Attention toutefois : la certification n’est pas une baguette magique. Vous pouvez avoir une forêt gérée intelligemment sans label, et une forêt certifiée avec des coupes qui choquent visuellement.
Pour un propriétaire individuel, la vraie question à se poser est :
- quel est mon horizon de gestion (revente du bois dans 10, 20, 40 ans ?) ;
- Quels débouchés je vise (bois énergie local vs bois d’œuvre certifié pour la construction) ?
Si vous êtes orienté bois d’œuvre et que vous travaillez avec une coopérative ou un expert forestier, la certification de groupe (via leur structure) est souvent la solution la plus simple.
Idées reçues à dépasser pour avancer
Sur le terrain, on tombe souvent sur quelques croyances bien ancrées qui freinent une gestion plus équilibrée.
- « Si on laisse du bois mort, on attire les parasites »
La plupart des insectes associés au bois mort sont spécialisés sur des stades précis de décomposition et ne vont pas s’attaquer aux arbres sains. À l’inverse, une forêt trop simplifiée et stressée est souvent plus vulnérable aux pullulations de ravageurs. - « Les coupes rases, c’est forcément mauvais »
Une coupe rase de 2 ha de douglas en fin de révolution, reboisée avec un mélange douglas – feuillus, bien préparée et expliquée, peut être plus vertueuse qu’une succession de coupes mal planifiées, qui dégradent les sols. Le problème, c’est la systématisation des coupes rases, pas l’outil en soi. - « Pour faire de la biodiversité, il faut arrêter les coupes »

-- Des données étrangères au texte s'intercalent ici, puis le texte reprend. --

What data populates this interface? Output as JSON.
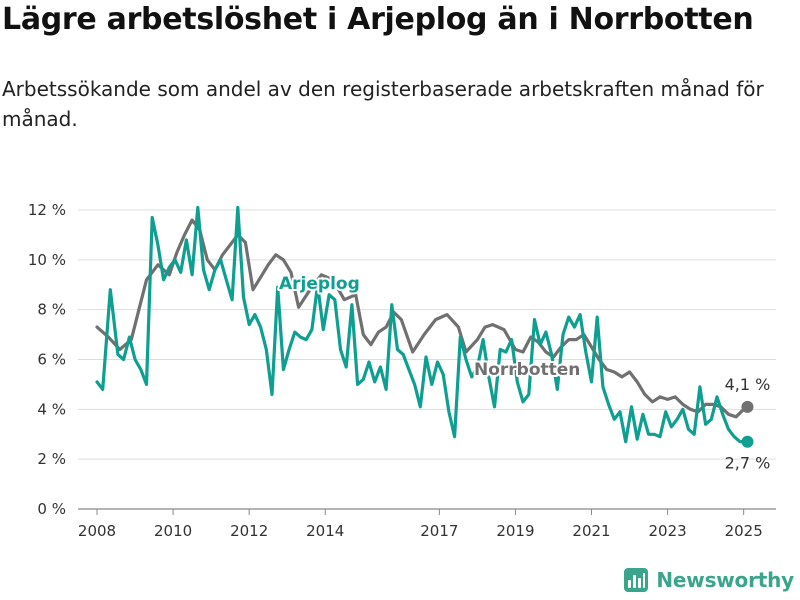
{
  "title": "Lägre arbetslöshet i Arjeplog än i Norrbotten",
  "subtitle": "Arbetssökande som andel av den registerbaserade arbetskraften månad för månad.",
  "brand": {
    "name": "Newsworthy",
    "color": "#3aa58c",
    "icon": "bar-chart-logo-icon"
  },
  "chart_data": {
    "type": "line",
    "title": "Lägre arbetslöshet i Arjeplog än i Norrbotten",
    "subtitle": "Arbetssökande som andel av den registerbaserade arbetskraften månad för månad.",
    "xlabel": "",
    "ylabel": "",
    "x_range": [
      2007.5,
      2025.85
    ],
    "ylim": [
      0,
      12
    ],
    "yticks": [
      0,
      2,
      4,
      6,
      8,
      10,
      12
    ],
    "ytick_labels": [
      "0 %",
      "2 %",
      "4 %",
      "6 %",
      "8 %",
      "10 %",
      "12 %"
    ],
    "xticks": [
      2008,
      2010,
      2012,
      2014,
      2017,
      2019,
      2021,
      2023,
      2025
    ],
    "xtick_labels": [
      "2008",
      "2010",
      "2012",
      "2014",
      "2017",
      "2019",
      "2021",
      "2023",
      "2025"
    ],
    "grid": true,
    "legend": "inline labels",
    "series": [
      {
        "name": "Norrbotten",
        "color": "#707070",
        "end_label": "4,1 %",
        "points": [
          [
            2008.0,
            7.3
          ],
          [
            2008.3,
            6.9
          ],
          [
            2008.6,
            6.4
          ],
          [
            2008.9,
            6.8
          ],
          [
            2009.1,
            8.0
          ],
          [
            2009.3,
            9.2
          ],
          [
            2009.6,
            9.8
          ],
          [
            2009.9,
            9.4
          ],
          [
            2010.1,
            10.3
          ],
          [
            2010.3,
            11.0
          ],
          [
            2010.5,
            11.6
          ],
          [
            2010.7,
            11.2
          ],
          [
            2010.9,
            10.0
          ],
          [
            2011.1,
            9.6
          ],
          [
            2011.3,
            10.2
          ],
          [
            2011.5,
            10.6
          ],
          [
            2011.7,
            11.0
          ],
          [
            2011.9,
            10.7
          ],
          [
            2012.1,
            8.8
          ],
          [
            2012.3,
            9.3
          ],
          [
            2012.5,
            9.8
          ],
          [
            2012.7,
            10.2
          ],
          [
            2012.9,
            10.0
          ],
          [
            2013.1,
            9.5
          ],
          [
            2013.3,
            8.1
          ],
          [
            2013.6,
            8.8
          ],
          [
            2013.9,
            9.4
          ],
          [
            2014.2,
            9.2
          ],
          [
            2014.5,
            8.4
          ],
          [
            2014.8,
            8.6
          ],
          [
            2015.0,
            7.0
          ],
          [
            2015.2,
            6.6
          ],
          [
            2015.4,
            7.1
          ],
          [
            2015.6,
            7.3
          ],
          [
            2015.8,
            7.9
          ],
          [
            2016.0,
            7.6
          ],
          [
            2016.3,
            6.3
          ],
          [
            2016.6,
            7.0
          ],
          [
            2016.9,
            7.6
          ],
          [
            2017.2,
            7.8
          ],
          [
            2017.5,
            7.3
          ],
          [
            2017.7,
            6.3
          ],
          [
            2018.0,
            6.8
          ],
          [
            2018.2,
            7.3
          ],
          [
            2018.4,
            7.4
          ],
          [
            2018.7,
            7.2
          ],
          [
            2019.0,
            6.4
          ],
          [
            2019.2,
            6.3
          ],
          [
            2019.4,
            6.9
          ],
          [
            2019.6,
            6.7
          ],
          [
            2019.8,
            6.3
          ],
          [
            2020.0,
            6.1
          ],
          [
            2020.2,
            6.5
          ],
          [
            2020.4,
            6.8
          ],
          [
            2020.6,
            6.8
          ],
          [
            2020.8,
            7.0
          ],
          [
            2021.0,
            6.5
          ],
          [
            2021.2,
            6.0
          ],
          [
            2021.4,
            5.6
          ],
          [
            2021.6,
            5.5
          ],
          [
            2021.8,
            5.3
          ],
          [
            2022.0,
            5.5
          ],
          [
            2022.2,
            5.1
          ],
          [
            2022.4,
            4.6
          ],
          [
            2022.6,
            4.3
          ],
          [
            2022.8,
            4.5
          ],
          [
            2023.0,
            4.4
          ],
          [
            2023.2,
            4.5
          ],
          [
            2023.4,
            4.2
          ],
          [
            2023.6,
            4.0
          ],
          [
            2023.8,
            3.9
          ],
          [
            2024.0,
            4.2
          ],
          [
            2024.2,
            4.2
          ],
          [
            2024.4,
            4.1
          ],
          [
            2024.6,
            3.8
          ],
          [
            2024.8,
            3.7
          ],
          [
            2025.0,
            4.0
          ],
          [
            2025.1,
            4.1
          ]
        ]
      },
      {
        "name": "Arjeplog",
        "color": "#0f9f91",
        "end_label": "2,7 %",
        "points": [
          [
            2008.0,
            5.1
          ],
          [
            2008.15,
            4.8
          ],
          [
            2008.35,
            8.8
          ],
          [
            2008.55,
            6.2
          ],
          [
            2008.7,
            6.0
          ],
          [
            2008.85,
            6.9
          ],
          [
            2009.0,
            6.0
          ],
          [
            2009.15,
            5.6
          ],
          [
            2009.3,
            5.0
          ],
          [
            2009.45,
            11.7
          ],
          [
            2009.6,
            10.6
          ],
          [
            2009.75,
            9.2
          ],
          [
            2009.9,
            9.7
          ],
          [
            2010.05,
            10.0
          ],
          [
            2010.2,
            9.5
          ],
          [
            2010.35,
            10.8
          ],
          [
            2010.5,
            9.4
          ],
          [
            2010.65,
            12.1
          ],
          [
            2010.8,
            9.6
          ],
          [
            2010.95,
            8.8
          ],
          [
            2011.1,
            9.6
          ],
          [
            2011.25,
            10.0
          ],
          [
            2011.4,
            9.2
          ],
          [
            2011.55,
            8.4
          ],
          [
            2011.7,
            12.1
          ],
          [
            2011.85,
            8.5
          ],
          [
            2012.0,
            7.4
          ],
          [
            2012.15,
            7.8
          ],
          [
            2012.3,
            7.3
          ],
          [
            2012.45,
            6.4
          ],
          [
            2012.6,
            4.6
          ],
          [
            2012.75,
            8.9
          ],
          [
            2012.9,
            5.6
          ],
          [
            2013.05,
            6.4
          ],
          [
            2013.2,
            7.1
          ],
          [
            2013.35,
            6.9
          ],
          [
            2013.5,
            6.8
          ],
          [
            2013.65,
            7.2
          ],
          [
            2013.8,
            9.0
          ],
          [
            2013.95,
            7.2
          ],
          [
            2014.1,
            8.6
          ],
          [
            2014.25,
            8.4
          ],
          [
            2014.4,
            6.4
          ],
          [
            2014.55,
            5.7
          ],
          [
            2014.7,
            8.2
          ],
          [
            2014.85,
            5.0
          ],
          [
            2015.0,
            5.2
          ],
          [
            2015.15,
            5.9
          ],
          [
            2015.3,
            5.1
          ],
          [
            2015.45,
            5.7
          ],
          [
            2015.6,
            4.8
          ],
          [
            2015.75,
            8.2
          ],
          [
            2015.9,
            6.4
          ],
          [
            2016.05,
            6.2
          ],
          [
            2016.2,
            5.6
          ],
          [
            2016.35,
            5.0
          ],
          [
            2016.5,
            4.1
          ],
          [
            2016.65,
            6.1
          ],
          [
            2016.8,
            5.0
          ],
          [
            2016.95,
            5.9
          ],
          [
            2017.1,
            5.4
          ],
          [
            2017.25,
            3.9
          ],
          [
            2017.4,
            2.9
          ],
          [
            2017.55,
            6.9
          ],
          [
            2017.7,
            6.0
          ],
          [
            2017.85,
            5.3
          ],
          [
            2018.0,
            5.7
          ],
          [
            2018.15,
            6.8
          ],
          [
            2018.3,
            5.3
          ],
          [
            2018.45,
            4.1
          ],
          [
            2018.6,
            6.4
          ],
          [
            2018.75,
            6.3
          ],
          [
            2018.9,
            6.8
          ],
          [
            2019.05,
            5.1
          ],
          [
            2019.2,
            4.3
          ],
          [
            2019.35,
            4.6
          ],
          [
            2019.5,
            7.6
          ],
          [
            2019.65,
            6.6
          ],
          [
            2019.8,
            7.1
          ],
          [
            2019.95,
            6.2
          ],
          [
            2020.1,
            4.8
          ],
          [
            2020.25,
            7.0
          ],
          [
            2020.4,
            7.7
          ],
          [
            2020.55,
            7.3
          ],
          [
            2020.7,
            7.8
          ],
          [
            2020.85,
            6.3
          ],
          [
            2021.0,
            5.1
          ],
          [
            2021.15,
            7.7
          ],
          [
            2021.3,
            4.9
          ],
          [
            2021.45,
            4.2
          ],
          [
            2021.6,
            3.6
          ],
          [
            2021.75,
            3.9
          ],
          [
            2021.9,
            2.7
          ],
          [
            2022.05,
            4.1
          ],
          [
            2022.2,
            2.8
          ],
          [
            2022.35,
            3.8
          ],
          [
            2022.5,
            3.0
          ],
          [
            2022.65,
            3.0
          ],
          [
            2022.8,
            2.9
          ],
          [
            2022.95,
            3.9
          ],
          [
            2023.1,
            3.3
          ],
          [
            2023.25,
            3.6
          ],
          [
            2023.4,
            4.0
          ],
          [
            2023.55,
            3.2
          ],
          [
            2023.7,
            3.0
          ],
          [
            2023.85,
            4.9
          ],
          [
            2024.0,
            3.4
          ],
          [
            2024.15,
            3.6
          ],
          [
            2024.3,
            4.5
          ],
          [
            2024.45,
            3.8
          ],
          [
            2024.6,
            3.2
          ],
          [
            2024.75,
            2.9
          ],
          [
            2024.9,
            2.7
          ],
          [
            2025.1,
            2.7
          ]
        ]
      }
    ]
  }
}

Une forêt totalement abandonnée va évoluer, mais pas forcément dans le sens d’une biodiversité maximale, surtout si elle est déjà très simplifiée. Une gestion fine, avec des ouvertures contrôlées et des mélanges d’essences, peut être plus riche qu’un bloc de forêt fermée uniformément vieillissante.
Vous êtes propriétaire : par où commencer concrètement ?
Qu’on possède 5 ha hérités d’un grand-parent ou 200 ha gérés en groupement forestier, la démarche de base est la même :
- Faire un diagnostic de l’existant :
essences, âges, état sanitaire, sol, desserte, présence de milieux sensibles (mares, zones humides, ripisylves). - Définir un cap réaliste :
vous voulez prioriser le bois d’œuvre ? Le paysage ? La chasse ? Un mix de tout ça ? Il faut le dire noir sur blanc, sinon vous subirez les décisions au cas par cas. - Écrire (ou mettre à jour) un document de gestion :
Plan Simple de Gestion (PSG), Règlement Type de Gestion, ou au minimum un programme de travaux et de coupes sur 10 à 20 ans. - Mettre en place quelques règles simples :
toujours marquer et préserver des arbres-habitats, limiter la taille maximale des coupes, viser un minimum de 2 à 3 essences principales par peuplement quand c’est possible, programmer des visites régulières (tous les 3 à 5 ans). - S’entourer des bonnes compétences :
expert forestier, coopérative, ONF pour le conseil en forêt publique, association locale naturaliste pour identifier les enjeux de biodiversité.
En termes de budget, bien gérer sa forêt ne veut pas dire y injecter des fortunes. Souvent, le simple fait de mieux planifier les coupes, de regrouper les chantiers, et de choisir des itinéraires sylvicoles cohérents améliore à la fois le revenu et l’impact écologique.
Au final, concilier production de bois et biodiversité, ce n’est ni un slogan, ni une lubie « écolo ». C’est une manière de sécuriser la valeur de votre forêt sur 30, 50 ou 80 ans, en acceptant une gestion plus technique, plus fine, mais aussi plus gratifiante : celle où l’on voit, décennie après décennie, un peuplement évoluer vers quelque chose de plus structuré, plus stable, et plus vivant.